Saturday, June 17, 2006

Recent visit to Saddleback Church/ Visita a la Iglesia Saddleback

When God Comes Down

The narrative of the tower of Babel (Gen. 11) is often understood as the judgment of God over a proud human project: reaching the heavens through building up a tower. In order to stop that attempt God would scatter the people and confound their language. A closer look poses some deeper questions: In the Bible, more often than not, being scattered is a blessing rather than a curse. Such is the case of the children of Noah that after the flood and the subsequent covenant that God makes with them are scattered and re-populate the earth giving birth to different ethnicities and tongues (see Gen. 10:4, 20,31 and 32)

However, the inhabitants of the Babel are afraid of being scattered. They take refuge in their monolithic identity. Their efforts are directed toward only one city, one tower, one language. In such efforts the interaction with what is different disappears before the preponderance of what is familiar. What is foreign and different becomes undesirable.

Considering that the energy with which we can set ourselves to try to erect the towers of our group identity at the peril of all others, we can ask ourselves: Could it be that being scattered, more than being a curse would be God’s blessed way of liberating us from becoming self enclosed to the extent of turning into a rigid “insider’s club”. God “went down” and intervened in favor of diversity. It was only after the inhabitants were prevented from building a colossal “city” that they were able to begin building different and distinct “cities” in places where they were once again scattered.

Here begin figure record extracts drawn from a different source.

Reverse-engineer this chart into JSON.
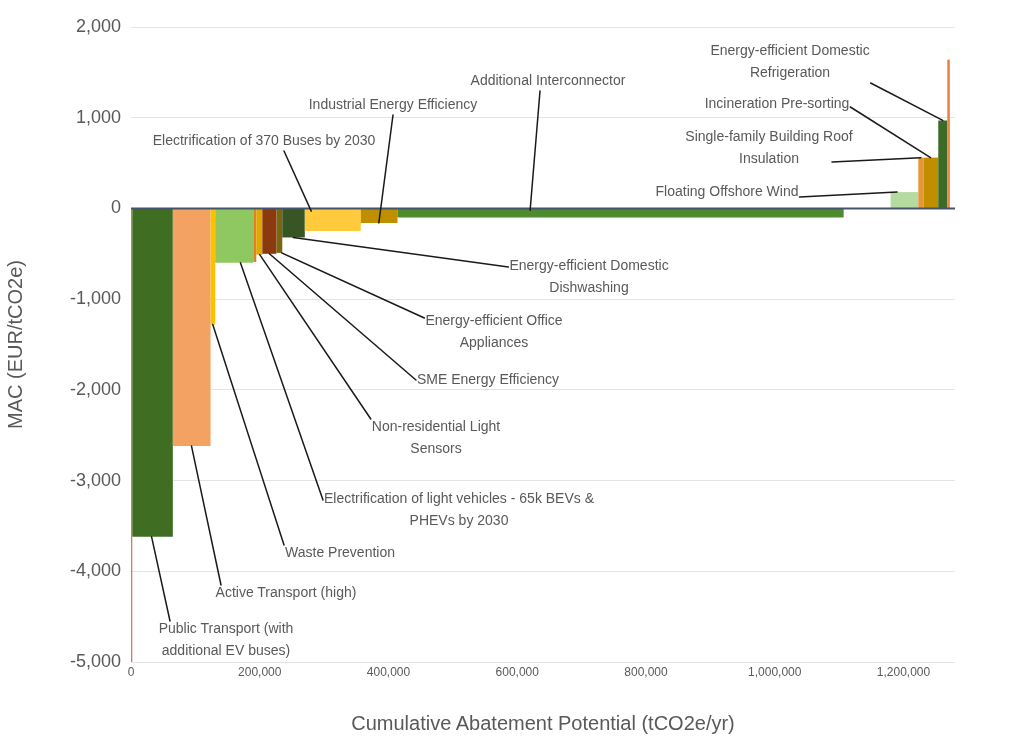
{
  "chart_data": {
    "type": "histogram",
    "xlabel": "Cumulative Abatement Potential (tCO2e/yr)",
    "ylabel": "MAC (EUR/tCO2e)",
    "bins": [
      0,
      2000,
      65000,
      123600,
      130800,
      190000,
      194600,
      204000,
      226000,
      235000,
      270000,
      357000,
      414000,
      1107000,
      1180000,
      1223000,
      1231000,
      1254000,
      1268000,
      1272000
    ],
    "values": [
      -5000,
      -3620,
      -2620,
      -1280,
      -600,
      -590,
      -510,
      -500,
      -490,
      -320,
      -250,
      -160,
      -100,
      null,
      180,
      560,
      560,
      970,
      1640
    ],
    "colors": [
      "#e2725b",
      "#3f6e23",
      "#f4a261",
      "#ffc000",
      "#8fc860",
      "#e67e22",
      "#e0a800",
      "#8b3a0f",
      "#7a6512",
      "#375623",
      "#ffcb3d",
      "#bf8f00",
      "#4e8a2e",
      null,
      "#b5dba0",
      "#e8953a",
      "#bf8f00",
      "#3b6b26",
      "#f08040"
    ],
    "xlim": [
      0,
      1280000
    ],
    "xticks": [
      {
        "value": 0,
        "label": "0"
      },
      {
        "value": 200000,
        "label": "200,000"
      },
      {
        "value": 400000,
        "label": "400,000"
      },
      {
        "value": 600000,
        "label": "600,000"
      },
      {
        "value": 800000,
        "label": "800,000"
      },
      {
        "value": 1000000,
        "label": "1,000,000"
      },
      {
        "value": 1200000,
        "label": "1,200,000"
      }
    ],
    "ylim": [
      -5000,
      2000
    ],
    "yticks": [
      {
        "value": -5000,
        "label": "-5,000"
      },
      {
        "value": -4000,
        "label": "-4,000"
      },
      {
        "value": -3000,
        "label": "-3,000"
      },
      {
        "value": -2000,
        "label": "-2,000"
      },
      {
        "value": -1000,
        "label": "-1,000"
      },
      0,
      {
        "value": 1000,
        "label": "1,000"
      },
      {
        "value": 2000,
        "label": "2,000"
      }
    ],
    "grid": "y",
    "legend": false,
    "annotations": [
      {
        "text": "Public Transport (with additional EV buses)",
        "x": 32000,
        "y": -3620
      },
      {
        "text": "Active Transport (high)",
        "x": 94000,
        "y": -2620
      },
      {
        "text": "Waste Prevention",
        "x": 127000,
        "y": -1280
      },
      {
        "text": "Electrification of light vehicles - 65k BEVs & PHEVs by 2030",
        "x": 170000,
        "y": -600
      },
      {
        "text": "Non-residential Light Sensors",
        "x": 200000,
        "y": -510
      },
      {
        "text": "SME Energy Efficiency",
        "x": 215000,
        "y": -500
      },
      {
        "text": "Energy-efficient Office Appliances",
        "x": 234000,
        "y": -490
      },
      {
        "text": "Energy-efficient Domestic Dishwashing",
        "x": 252000,
        "y": -320
      },
      {
        "text": "Electrification of 370 Buses by 2030",
        "x": 280000,
        "y": -30
      },
      {
        "text": "Industrial Energy Efficiency",
        "x": 385000,
        "y": -160
      },
      {
        "text": "Additional Interconnector",
        "x": 620000,
        "y": -20
      },
      {
        "text": "Floating Offshore Wind",
        "x": 1190000,
        "y": 180
      },
      {
        "text": "Single-family Building Roof Insulation",
        "x": 1227000,
        "y": 560
      },
      {
        "text": "Incineration Pre-sorting",
        "x": 1242000,
        "y": 560
      },
      {
        "text": "Energy-efficient Domestic Refrigeration",
        "x": 1261000,
        "y": 970
      }
    ]
  }
}
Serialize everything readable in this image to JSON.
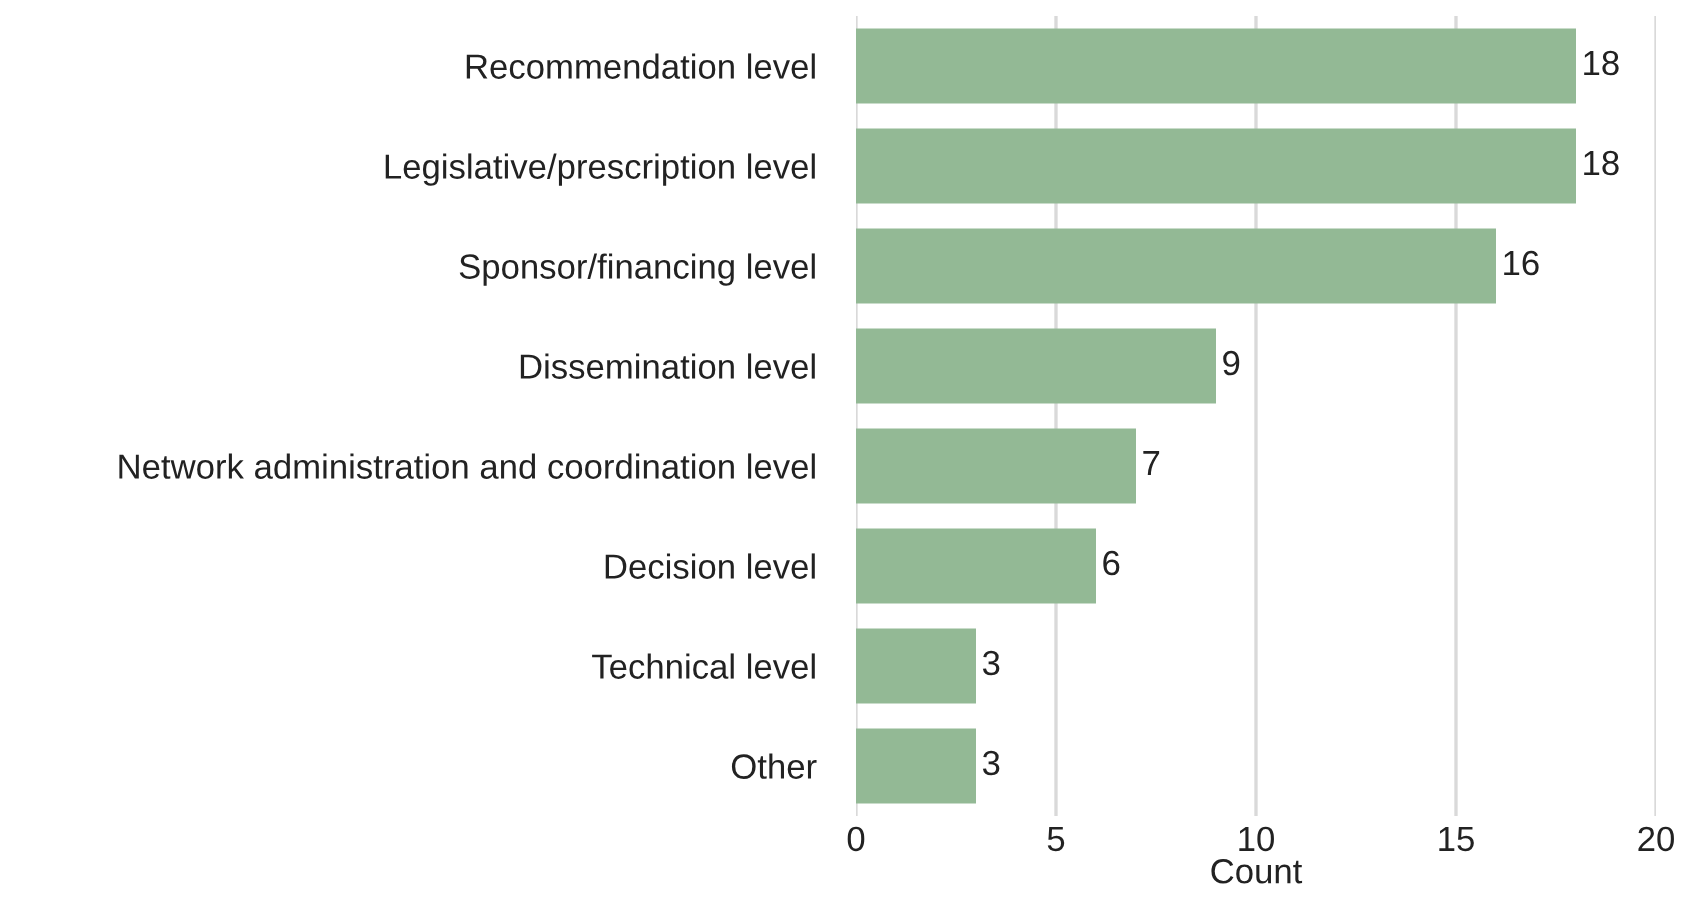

The same type of openness and sending occurred in the day of Pentecost (Acts 2:5-12). God “comes down” upon those that were gathered in the upper room and they go out to speak in a way that others could understand them. With that initial impulse the apostles were set in a trajectory toward “the ends of the earth”. It would be only as they ventured into the foreign lands of the Mediterranean, Greece and Rome -as they heard their strange accents and observed their unfamiliar ways of living- that they became “good news”.

The openness that Spirit carves into the heart of the community of faith prevents it from being stuck in a set conception of God, itself and those around it. The Spirit is the only impulse that can turn our often self serving institutions into communities that live in the risky reality of being sent to transform and being transformed as they go. As soon as a society, organization or church begins using all its energies to hang on to a crystallized identity, vocabulary or system of thought, it begins to die. Before God comes down our rootedness becomes confinement, our apotheosis degenerates into sclerosis. When God comes down the apparent weakness of being scattered becomes our true strength. My confidence is that the living presence of the Spirit promised by Jesus to his Church will continue to give us the courage to be the people of God scattered beyond our walls and among the often unfamiliar realities and territories of today’s society.